Я почувствовал смертельную грусть в тот день, когда прибыл в эту столицу. Было это туманным осенним днем, около трех часов пополудни; по широким аллеям, отделяющим город от предместий, разгуливали элегантные мужчины и разряженные женщины; ожидавшие их кареты вереницей выстроились вдоль бульвара. Дальше, под темнеющими воротами крепостной стены, теснилась пестрая толпа, и, смешавшись с ней, я миновал укрепления и вдруг оказался в самом центре большого города. Но горе тому, кто на этой прекрасной гранитной мостовой не катит в карете, горе бедняку, мечтателю, горе безвестному прохожему! Здесь есть место для одних лишь богачей и их лакеев, для банкиров и для торговцев. С грохотом катятся навстречу друг другу кареты среди все сгущающихся сумерек, которые так быстро наступают на этих узких улочках меж высокими домами. Сверкают огнями витрины лавок, освещая выставленные там предметы роскоши. Зажигают свет в больших передних особняков, и огромные швейцары в богатых ливреях в каждом подъезде ждут карет своих господ, постепенно возвращающихся домой. Безумная роскошь во внутреннем городе и нищета в окружающих его кварталах — вот впечатление, которое производит Вена на первый взгляд.

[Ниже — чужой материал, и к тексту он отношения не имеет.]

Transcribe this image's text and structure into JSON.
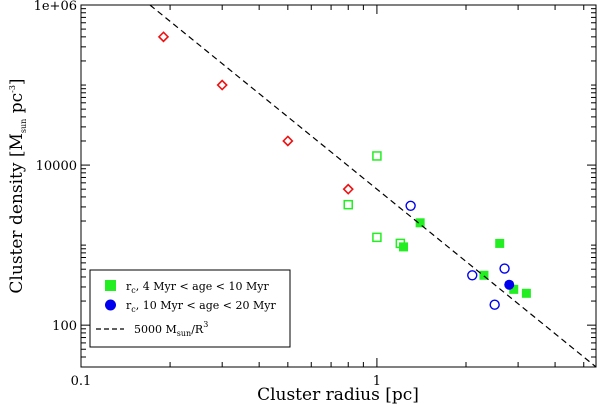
{
  "chart_data": {
    "type": "scatter",
    "xlabel": "Cluster radius [pc]",
    "ylabel_parts": {
      "main": "Cluster density [M",
      "sub": "sun",
      "mid": " pc",
      "sup": "-3",
      "end": "]"
    },
    "x_scale": "log",
    "y_scale": "log",
    "xlim": [
      0.1,
      5.5
    ],
    "ylim": [
      30,
      1000000
    ],
    "x_ticks": [
      {
        "value": 0.1,
        "label": "0.1"
      },
      {
        "value": 1,
        "label": "1"
      }
    ],
    "y_ticks": [
      {
        "value": 100,
        "label": "100"
      },
      {
        "value": 10000,
        "label": "10000"
      },
      {
        "value": 1000000,
        "label": "1e+06"
      }
    ],
    "grid": false,
    "legend_position": "bottom-left",
    "colors": {
      "green": "#22ee22",
      "blue": "#0000ee",
      "red": "#ee1111",
      "line": "#000000"
    },
    "series": [
      {
        "kind": "red-open-diamond",
        "x": [
          0.19,
          0.3,
          0.5,
          0.8
        ],
        "y": [
          400000,
          100000,
          20000,
          5000
        ]
      },
      {
        "kind": "green-open-square",
        "x": [
          0.8,
          1.0,
          1.0,
          1.2
        ],
        "y": [
          3200,
          13000,
          1250,
          1050
        ]
      },
      {
        "name_parts": {
          "pre": "r",
          "sub": "c",
          "post": ", 4 Myr < age < 10 Myr"
        },
        "kind": "green-filled-square",
        "x": [
          1.23,
          1.4,
          2.3,
          2.6,
          2.9,
          3.2
        ],
        "y": [
          950,
          1900,
          420,
          1050,
          280,
          250
        ]
      },
      {
        "kind": "blue-open-circle",
        "x": [
          1.3,
          2.1,
          2.7,
          2.5
        ],
        "y": [
          3100,
          420,
          510,
          180
        ]
      },
      {
        "name_parts": {
          "pre": "r",
          "sub": "c",
          "post": ", 10 Myr < age < 20 Myr"
        },
        "kind": "blue-filled-circle",
        "x": [
          2.8
        ],
        "y": [
          320
        ]
      },
      {
        "name_parts": {
          "pre": "5000 M",
          "sub": "sun",
          "post": "/R",
          "sup": "3"
        },
        "kind": "dashed-line",
        "formula_coeff": 5000,
        "formula_power": -3
      }
    ]
  }
}
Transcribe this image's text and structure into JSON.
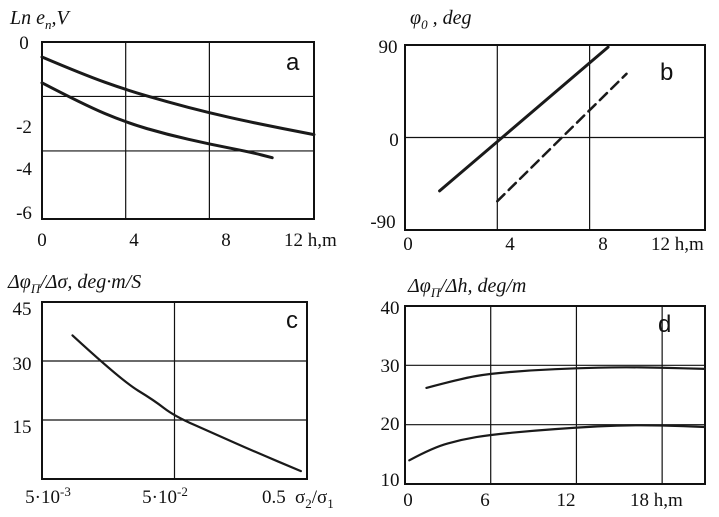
{
  "chart_data": [
    {
      "panel": "a",
      "type": "line",
      "title": "Ln e_п ,V",
      "xlabel": "h,m",
      "xlim": [
        0,
        13
      ],
      "ylim": [
        -6.5,
        0
      ],
      "x_ticks": [
        0,
        4,
        8,
        12
      ],
      "y_ticks": [
        0,
        -2,
        -4,
        -6
      ],
      "x_grid": [
        4,
        8
      ],
      "y_grid": [
        -2,
        -4
      ],
      "series": [
        {
          "x": [
            0,
            2,
            4,
            6,
            8,
            10,
            13
          ],
          "y": [
            -0.55,
            -1.2,
            -1.75,
            -2.2,
            -2.6,
            -2.95,
            -3.4
          ]
        },
        {
          "x": [
            0,
            2,
            4,
            6,
            8,
            10,
            11
          ],
          "y": [
            -1.5,
            -2.3,
            -2.95,
            -3.4,
            -3.75,
            -4.05,
            -4.25
          ]
        }
      ]
    },
    {
      "panel": "b",
      "type": "line",
      "title": "φ0 , deg",
      "xlabel": "h,m",
      "xlim": [
        0,
        13
      ],
      "ylim": [
        -90,
        90
      ],
      "x_ticks": [
        0,
        4,
        8,
        12
      ],
      "y_ticks": [
        90,
        0,
        -90
      ],
      "x_grid": [
        4,
        8
      ],
      "y_grid": [
        0
      ],
      "series": [
        {
          "style": "solid",
          "x": [
            1.5,
            8.8
          ],
          "y": [
            -52,
            88
          ]
        },
        {
          "style": "dashed",
          "x": [
            4,
            9.6
          ],
          "y": [
            -62,
            62
          ]
        }
      ]
    },
    {
      "panel": "c",
      "type": "line",
      "title": "Δφп/Δσ, deg·m/S",
      "xlabel": "σ2/σ1",
      "x_scale": "log",
      "xlim": [
        0.005,
        0.5
      ],
      "ylim": [
        0,
        45
      ],
      "x_ticks": [
        "5·10-3",
        "5·10-2",
        "0.5"
      ],
      "y_ticks": [
        45,
        30,
        15
      ],
      "x_grid": [
        0.05
      ],
      "y_grid": [
        30,
        15
      ],
      "series": [
        {
          "x": [
            0.0085,
            0.02,
            0.035,
            0.05,
            0.1,
            0.2,
            0.45
          ],
          "y": [
            36.5,
            25,
            20,
            16,
            11.5,
            7,
            2
          ]
        }
      ]
    },
    {
      "panel": "d",
      "type": "line",
      "title": "Δφп/Δh, deg/m",
      "xlabel": "h,m",
      "xlim": [
        0,
        21
      ],
      "ylim": [
        10,
        40
      ],
      "x_ticks": [
        0,
        6,
        12,
        18
      ],
      "y_ticks": [
        40,
        30,
        20,
        10
      ],
      "x_grid": [
        6,
        12,
        18
      ],
      "y_grid": [
        30,
        20
      ],
      "series": [
        {
          "x": [
            1.5,
            4,
            6,
            9,
            12,
            15,
            18,
            21
          ],
          "y": [
            26.2,
            27.8,
            28.6,
            29.2,
            29.5,
            29.7,
            29.6,
            29.4
          ]
        },
        {
          "x": [
            0.3,
            2,
            4,
            6,
            9,
            12,
            15,
            18,
            21
          ],
          "y": [
            14,
            16.2,
            17.5,
            18.3,
            19,
            19.5,
            19.9,
            19.9,
            19.6
          ]
        }
      ]
    }
  ],
  "labels": {
    "a_title": "Ln e",
    "a_title_sub": "п",
    "a_title_tail": ",V",
    "a_letter": "a",
    "a_xticks": [
      "0",
      "4",
      "8",
      "12 h,m"
    ],
    "a_yticks": [
      "0",
      "-2",
      "-4",
      "-6"
    ],
    "b_title": "φ",
    "b_title_sub": "0",
    "b_title_tail": " , deg",
    "b_letter": "b",
    "b_xticks": [
      "0",
      "4",
      "8",
      "12 h,m"
    ],
    "b_yticks": [
      "90",
      "0",
      "-90"
    ],
    "c_title": "Δφ",
    "c_title_sub": "П",
    "c_title_tail": "/Δσ, deg·m/S",
    "c_letter": "c",
    "c_yticks": [
      "45",
      "30",
      "15"
    ],
    "c_xtick0": "5·10",
    "c_xtick0_exp": "-3",
    "c_xtick1": "5·10",
    "c_xtick1_exp": "-2",
    "c_xtick2": "0.5",
    "c_xlabel_a": "σ",
    "c_xlabel_a_sub": "2",
    "c_xlabel_b": "/σ",
    "c_xlabel_b_sub": "1",
    "d_title": "Δφ",
    "d_title_sub": "П",
    "d_title_tail": "/Δh, deg/m",
    "d_letter": "d",
    "d_xticks": [
      "0",
      "6",
      "12",
      "18 h,m"
    ],
    "d_yticks": [
      "40",
      "30",
      "20",
      "10"
    ]
  }
}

И нет ничего печальнее, как быть вынужденным по вечерам покидать ярко освещенный центр и возвращаться в предместье. Бредешь этими длинными аллеями с их бесконечными рядами фонарей, тянущихся чуть ли не до горизонта; тополя трепещут под порывами ветра; приходится перебираться через какую-то речку, через какой-то канал с темнеющей внизу водой, и только доносящийся со всех сторон унылый бой башенных часов напоминает, что находишься внутри города. Но вот доходишь до предместий и вдруг чувствуешь себя в каком-то совсем другом мире, где легче дышится и живут веселые, разумные, добрые горожане; если и встретишь еще какую-нибудь карету, то направляется она в сторону балов и театров; на каждом шагу слышится музыка и шарканье танцующих, навстречу попадаются группки весельчаков, распевающих хоры из опер. Погребки и таверны соперничают друг с другом ярко освещенными вывесками и причудливыми транспарантами, здесь выступают певицы из Штирии, там — итальянские импровизаторы, обезьяний театр, акробаты, примадонна парижской оперы; какой-то моравский Вам-Амбур[272] со своими зверями, какие-то фокусники, — словом, все то, что у нас в Париже можно увидеть лишь в дни больших праздников, здесь щедро преподносится завсегдатаям таверн, и притом совершенно бесплатно. Немного дальше объявление о «Шперле», заключенное в рамку из цветных стеклышек, взывает одновременно и к высшему сословию, и к господам военным, и к любезной публике; балы-маскарады, балы «обыкновенные», балы в ознаменование дня какой-либо святой — таков уж здешний вкус.
Но мы с тобой давай войдем в весьма посещаемый публикой театр Леопольдштадта, где дают презабавные местные фарсы (local posse) и где я очень часто бываю, поскольку живу в предместье, носящем это имя, — единственном предместье, граничащем с центром, от которого его отделяет только рукав Дуная.